Конечно, добрых и разумных женщин у нас не меньше, чем в Испании, но все-таки у них там апельсины, ананасы, прованское масло, серенады, Гвадалквивир, и все это вместе, соединяясь, делает испанку в картузе начальника холодильника ближе к сказочной фее, чем русскую обыкновенную добрую женщину. Материнским чувством своим женщина сразу поняла невозможные трудности положения экспедиции, горячо стала на сторону пчеловодов, вместе с ними добилась задержки поезда, чтобы набить вагон льдом, нашла им взамен разбитого термометра новый, сама принесла соломы для постели и даже успела напоить их чаем с вареньем.
Иди же, иди, друг мой, сюда, смотри на Пакиту, – чем она хуже сказочной феи? – и радуйся: мы выбрали верный путь, и волки нас не съедят.

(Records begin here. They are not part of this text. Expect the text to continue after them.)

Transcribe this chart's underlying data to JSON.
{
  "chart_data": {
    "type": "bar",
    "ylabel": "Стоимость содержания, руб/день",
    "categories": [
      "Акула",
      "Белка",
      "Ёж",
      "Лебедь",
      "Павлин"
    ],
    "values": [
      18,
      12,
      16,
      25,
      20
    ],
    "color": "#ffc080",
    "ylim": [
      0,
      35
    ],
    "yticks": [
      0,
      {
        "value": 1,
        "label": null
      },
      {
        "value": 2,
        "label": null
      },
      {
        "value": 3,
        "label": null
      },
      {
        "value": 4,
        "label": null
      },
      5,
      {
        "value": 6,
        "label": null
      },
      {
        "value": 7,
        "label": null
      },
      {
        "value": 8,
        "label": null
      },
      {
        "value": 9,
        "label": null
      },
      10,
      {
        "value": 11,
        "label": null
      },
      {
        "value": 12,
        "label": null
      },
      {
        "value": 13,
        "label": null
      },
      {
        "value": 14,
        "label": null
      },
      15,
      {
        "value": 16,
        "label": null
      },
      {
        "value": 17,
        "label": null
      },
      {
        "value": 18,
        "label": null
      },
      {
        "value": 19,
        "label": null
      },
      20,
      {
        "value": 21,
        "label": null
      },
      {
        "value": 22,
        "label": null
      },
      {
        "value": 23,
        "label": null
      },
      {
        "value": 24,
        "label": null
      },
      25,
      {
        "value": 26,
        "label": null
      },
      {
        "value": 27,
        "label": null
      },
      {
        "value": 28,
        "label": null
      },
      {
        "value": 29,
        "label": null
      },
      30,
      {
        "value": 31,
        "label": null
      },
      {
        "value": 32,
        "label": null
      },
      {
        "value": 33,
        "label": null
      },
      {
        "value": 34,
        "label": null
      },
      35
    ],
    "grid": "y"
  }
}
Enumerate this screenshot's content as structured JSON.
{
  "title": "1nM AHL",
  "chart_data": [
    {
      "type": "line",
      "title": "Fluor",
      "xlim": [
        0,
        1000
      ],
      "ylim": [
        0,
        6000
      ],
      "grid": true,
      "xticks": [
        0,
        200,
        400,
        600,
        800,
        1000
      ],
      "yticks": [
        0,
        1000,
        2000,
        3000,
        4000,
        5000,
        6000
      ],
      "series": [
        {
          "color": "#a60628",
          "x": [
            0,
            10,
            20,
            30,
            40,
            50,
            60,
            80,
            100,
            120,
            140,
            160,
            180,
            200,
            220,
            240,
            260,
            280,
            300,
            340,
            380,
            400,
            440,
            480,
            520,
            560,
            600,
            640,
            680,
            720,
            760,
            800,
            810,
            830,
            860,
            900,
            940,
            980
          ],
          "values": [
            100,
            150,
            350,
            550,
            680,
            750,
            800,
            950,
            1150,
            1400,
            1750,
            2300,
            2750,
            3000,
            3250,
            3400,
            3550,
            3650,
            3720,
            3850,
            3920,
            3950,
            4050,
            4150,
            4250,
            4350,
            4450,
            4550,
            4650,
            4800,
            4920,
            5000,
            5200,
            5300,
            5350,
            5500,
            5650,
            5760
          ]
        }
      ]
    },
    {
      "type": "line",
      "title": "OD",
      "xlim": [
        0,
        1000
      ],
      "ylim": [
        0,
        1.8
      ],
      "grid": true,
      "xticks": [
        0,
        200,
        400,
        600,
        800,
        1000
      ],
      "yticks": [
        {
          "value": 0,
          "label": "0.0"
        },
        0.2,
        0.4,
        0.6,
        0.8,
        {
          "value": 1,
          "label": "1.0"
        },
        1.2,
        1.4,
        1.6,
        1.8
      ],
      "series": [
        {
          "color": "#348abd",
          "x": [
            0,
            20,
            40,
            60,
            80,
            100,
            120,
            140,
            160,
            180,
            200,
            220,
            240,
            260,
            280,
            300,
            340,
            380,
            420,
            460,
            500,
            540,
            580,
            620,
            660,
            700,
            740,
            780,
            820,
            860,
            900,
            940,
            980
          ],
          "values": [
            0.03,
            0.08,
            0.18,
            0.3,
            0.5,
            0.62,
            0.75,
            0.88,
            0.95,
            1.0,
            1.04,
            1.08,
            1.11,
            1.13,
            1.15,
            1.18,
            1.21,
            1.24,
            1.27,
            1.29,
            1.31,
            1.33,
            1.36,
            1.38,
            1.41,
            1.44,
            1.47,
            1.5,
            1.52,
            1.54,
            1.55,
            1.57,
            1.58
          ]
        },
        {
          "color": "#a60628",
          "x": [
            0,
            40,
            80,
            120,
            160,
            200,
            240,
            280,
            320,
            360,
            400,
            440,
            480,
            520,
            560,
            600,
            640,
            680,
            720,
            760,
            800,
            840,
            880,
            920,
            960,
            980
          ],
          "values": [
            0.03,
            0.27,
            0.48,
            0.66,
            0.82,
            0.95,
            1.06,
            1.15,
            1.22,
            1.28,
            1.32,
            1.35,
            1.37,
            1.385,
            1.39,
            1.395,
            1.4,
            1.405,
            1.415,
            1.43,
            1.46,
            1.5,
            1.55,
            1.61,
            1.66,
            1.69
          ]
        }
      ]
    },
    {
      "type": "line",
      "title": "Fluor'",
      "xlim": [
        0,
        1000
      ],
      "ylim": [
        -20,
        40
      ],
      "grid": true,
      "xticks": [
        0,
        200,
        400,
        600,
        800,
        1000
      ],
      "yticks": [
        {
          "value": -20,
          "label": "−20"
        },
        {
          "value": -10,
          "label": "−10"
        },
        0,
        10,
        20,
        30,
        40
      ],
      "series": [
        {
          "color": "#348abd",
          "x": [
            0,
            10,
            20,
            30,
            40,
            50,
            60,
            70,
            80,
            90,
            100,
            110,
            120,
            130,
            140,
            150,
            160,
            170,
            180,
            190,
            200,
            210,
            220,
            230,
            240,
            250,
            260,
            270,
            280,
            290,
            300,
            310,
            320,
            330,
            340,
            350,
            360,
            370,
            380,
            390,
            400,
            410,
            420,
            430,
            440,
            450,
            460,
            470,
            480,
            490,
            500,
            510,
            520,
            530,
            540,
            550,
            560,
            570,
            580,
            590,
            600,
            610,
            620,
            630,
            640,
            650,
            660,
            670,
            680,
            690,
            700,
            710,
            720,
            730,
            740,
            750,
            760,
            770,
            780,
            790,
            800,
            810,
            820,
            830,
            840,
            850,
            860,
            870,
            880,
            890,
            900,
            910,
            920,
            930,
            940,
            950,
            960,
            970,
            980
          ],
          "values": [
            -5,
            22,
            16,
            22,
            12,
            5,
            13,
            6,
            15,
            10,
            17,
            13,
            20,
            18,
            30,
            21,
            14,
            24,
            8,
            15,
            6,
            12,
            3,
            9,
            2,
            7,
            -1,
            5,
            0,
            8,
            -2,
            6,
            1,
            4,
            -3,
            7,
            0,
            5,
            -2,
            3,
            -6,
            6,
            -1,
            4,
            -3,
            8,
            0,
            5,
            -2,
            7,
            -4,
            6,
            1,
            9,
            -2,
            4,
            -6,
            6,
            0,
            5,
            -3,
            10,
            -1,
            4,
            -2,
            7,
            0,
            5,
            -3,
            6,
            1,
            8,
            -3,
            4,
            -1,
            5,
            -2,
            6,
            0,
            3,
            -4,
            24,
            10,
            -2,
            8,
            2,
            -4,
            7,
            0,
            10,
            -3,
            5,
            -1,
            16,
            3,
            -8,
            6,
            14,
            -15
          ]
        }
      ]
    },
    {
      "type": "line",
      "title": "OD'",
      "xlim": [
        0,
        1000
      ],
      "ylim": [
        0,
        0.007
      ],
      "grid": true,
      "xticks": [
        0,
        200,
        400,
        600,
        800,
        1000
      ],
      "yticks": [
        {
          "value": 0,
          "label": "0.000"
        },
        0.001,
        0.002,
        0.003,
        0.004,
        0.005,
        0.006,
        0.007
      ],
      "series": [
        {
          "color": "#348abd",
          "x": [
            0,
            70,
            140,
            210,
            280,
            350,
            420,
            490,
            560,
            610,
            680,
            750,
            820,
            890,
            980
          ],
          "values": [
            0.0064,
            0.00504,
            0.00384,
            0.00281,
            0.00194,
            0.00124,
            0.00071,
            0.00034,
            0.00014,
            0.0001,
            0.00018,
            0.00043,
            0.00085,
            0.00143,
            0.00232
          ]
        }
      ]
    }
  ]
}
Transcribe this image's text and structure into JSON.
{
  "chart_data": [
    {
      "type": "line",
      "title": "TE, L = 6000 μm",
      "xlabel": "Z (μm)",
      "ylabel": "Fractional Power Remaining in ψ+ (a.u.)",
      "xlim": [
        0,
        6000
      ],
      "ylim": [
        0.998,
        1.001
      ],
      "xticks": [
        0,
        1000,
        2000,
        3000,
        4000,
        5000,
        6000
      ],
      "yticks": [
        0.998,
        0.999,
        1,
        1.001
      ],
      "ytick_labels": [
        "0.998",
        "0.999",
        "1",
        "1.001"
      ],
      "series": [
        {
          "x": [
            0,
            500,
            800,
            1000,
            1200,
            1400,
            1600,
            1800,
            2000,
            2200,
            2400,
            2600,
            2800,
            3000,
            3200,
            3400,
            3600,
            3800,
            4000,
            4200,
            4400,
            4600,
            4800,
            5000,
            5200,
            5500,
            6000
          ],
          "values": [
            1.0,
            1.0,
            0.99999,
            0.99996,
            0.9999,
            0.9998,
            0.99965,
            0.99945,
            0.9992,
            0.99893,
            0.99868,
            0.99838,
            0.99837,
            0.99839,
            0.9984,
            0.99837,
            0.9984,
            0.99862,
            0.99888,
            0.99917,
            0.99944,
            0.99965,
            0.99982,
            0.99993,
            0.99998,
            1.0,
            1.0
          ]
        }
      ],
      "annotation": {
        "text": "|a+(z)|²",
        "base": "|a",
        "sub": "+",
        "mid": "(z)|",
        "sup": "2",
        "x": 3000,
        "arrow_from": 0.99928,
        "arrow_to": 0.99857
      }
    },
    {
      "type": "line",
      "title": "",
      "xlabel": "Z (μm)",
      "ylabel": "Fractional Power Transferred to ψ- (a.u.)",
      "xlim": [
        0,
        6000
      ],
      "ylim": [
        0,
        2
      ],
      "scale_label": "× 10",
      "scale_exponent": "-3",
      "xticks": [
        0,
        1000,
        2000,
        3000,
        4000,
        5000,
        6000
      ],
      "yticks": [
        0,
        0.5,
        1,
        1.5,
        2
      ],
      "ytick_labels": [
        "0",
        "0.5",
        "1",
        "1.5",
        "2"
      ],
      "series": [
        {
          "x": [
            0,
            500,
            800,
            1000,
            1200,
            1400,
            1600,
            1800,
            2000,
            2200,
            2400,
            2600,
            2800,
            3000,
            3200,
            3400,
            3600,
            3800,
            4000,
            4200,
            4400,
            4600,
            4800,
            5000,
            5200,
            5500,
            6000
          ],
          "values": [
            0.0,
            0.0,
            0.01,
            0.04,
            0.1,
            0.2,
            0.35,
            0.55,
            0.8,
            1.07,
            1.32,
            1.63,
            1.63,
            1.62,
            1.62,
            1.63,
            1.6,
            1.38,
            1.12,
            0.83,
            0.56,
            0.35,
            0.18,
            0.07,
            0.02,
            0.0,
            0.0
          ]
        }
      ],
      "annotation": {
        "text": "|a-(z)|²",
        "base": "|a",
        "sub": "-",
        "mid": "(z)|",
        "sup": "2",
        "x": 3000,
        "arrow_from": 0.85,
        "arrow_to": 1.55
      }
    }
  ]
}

На Севере, за Полярным кругом, бывает, являются цветы целыми горами: стоит гора вся белая – это морошка и черника цветут. А то бывает, стоит в июле гора вся розовая – это начал зацветать Иван-чай, а то рябина, то полуденник, багульник, герань и мало ли что! И подумать только, в каждом цветке нектара здесь в два, три раза больше, чем у нас, и каждый цветок ждет пчелу, а пчелы за Полярным кругом не водятся.
Помню, в молодости в сухую погоду я сам ходил днями по этим цветам в Заполярье, и не от росы, а от меда одежда моя была мокрая, и я не мог подумать тогда, не мог собрать в себе доброго внимания к жизни, чтобы догадаться, чего хочет, чего просит от человека для себя сама природа Кольского полуострова.
Тем и привлекательно теперь наше открытие, что не в убыток природе мы открываем заполярный мед, что миллионы пудов меда только затем и были в цветах, чтобы привлечь к себе для опыления пчелу, а пчел-то и не было, и мы их привезли.